Poręba Wielka is a village in the administrative district of Gmina Oświęcim, in Oświęcim County, Lesser Poland Voivodeship, in southern Poland.

== History ==
The village was established in 1285 by komes Adam under name Sępnia, which however did not endure long as the village was later mentioned in 1326 in the register of Peter's Pence payment among Catholic parishes of Oświęcim deaconry of the Diocese of Kraków as Paromba.

Politically it belonged initially to the Duchy of Racibórz and the Castellany of Oświęcim, which was in 1315 formed in the process of feudal fragmentation of Poland into the Duchy of Oświęcim, ruled by a local branch of the Silesian Piast dynasty. In 1327 the duchy became a fee of the Kingdom of Bohemia. In 1457 Jan IV of Oświęcim agreed to sell the duchy to the Polish Crown, and in the accompanying document issued on 21 February the village was mentioned as Poramba.

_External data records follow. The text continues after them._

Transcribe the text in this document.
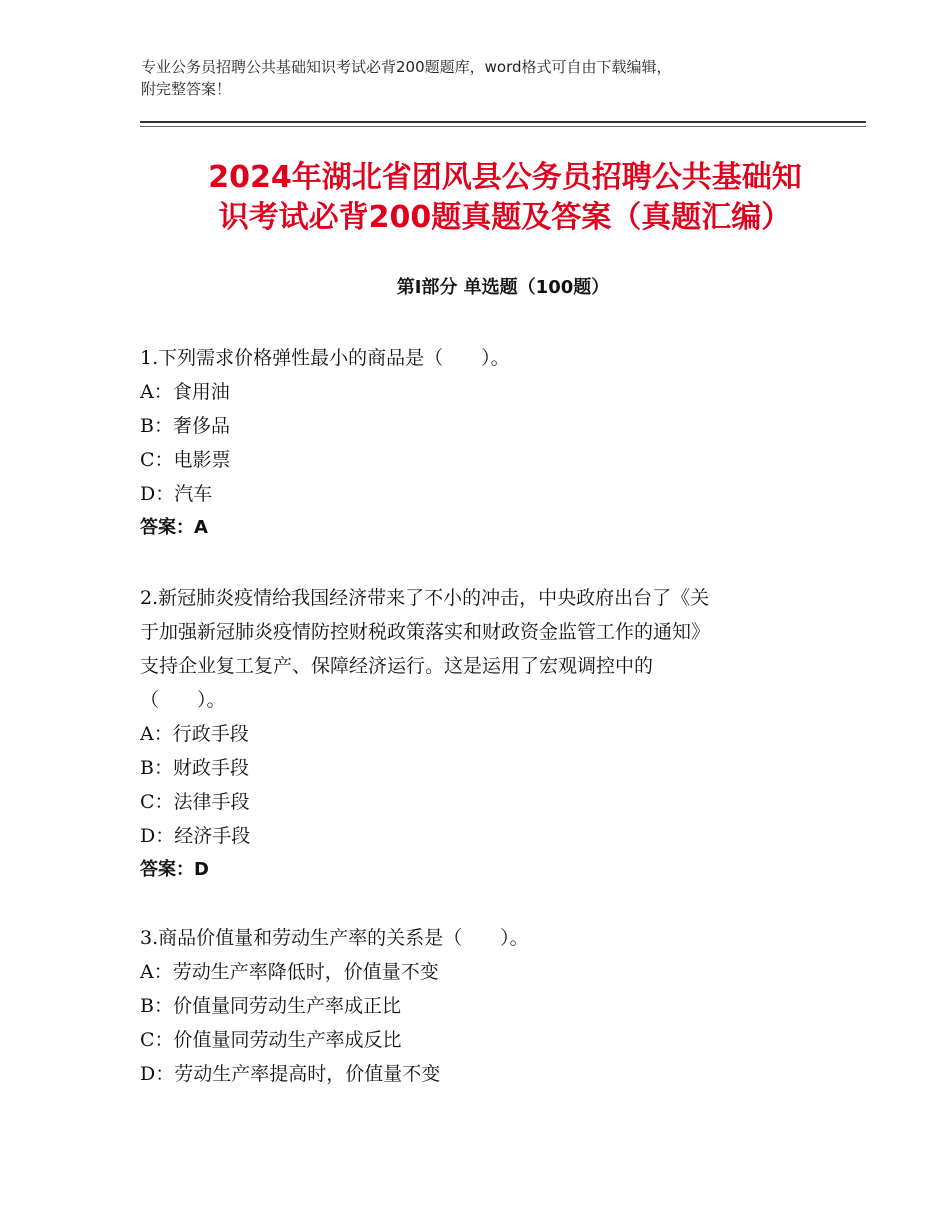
专业公务员招聘公共基础知识考试必背200题题库，word格式可自由下载编辑，
附完整答案！
2024年湖北省团风县公务员招聘公共基础知
识考试必背200题真题及答案（真题汇编）
第Ⅰ部分 单选题（100题）
1.下列需求价格弹性最小的商品是（　　）。
A：食用油
B：奢侈品
C：电影票
D：汽车
答案：A
2.新冠肺炎疫情给我国经济带来了不小的冲击，中央政府出台了《关
于加强新冠肺炎疫情防控财税政策落实和财政资金监管工作的通知》
支持企业复工复产、保障经济运行。这是运用了宏观调控中的
（　　）。
A：行政手段
B：财政手段
C：法律手段
D：经济手段
答案：D
3.商品价值量和劳动生产率的关系是（　　）。
A：劳动生产率降低时，价值量不变
B：价值量同劳动生产率成正比
C：价值量同劳动生产率成反比
D：劳动生产率提高时，价值量不变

The territory of the Duchy of Oświęcim was eventually incorporated into Poland in 1564 and formed the Silesian County of Kraków Voivodeship. Upon the First Partition of Poland in 1772 it became part of the Austrian Kingdom of Galicia. After World War I and fall of Austria-Hungary it became part of Poland. It was annexed by Nazi Germany at the beginning of World War II, and afterwards it was restored to Poland.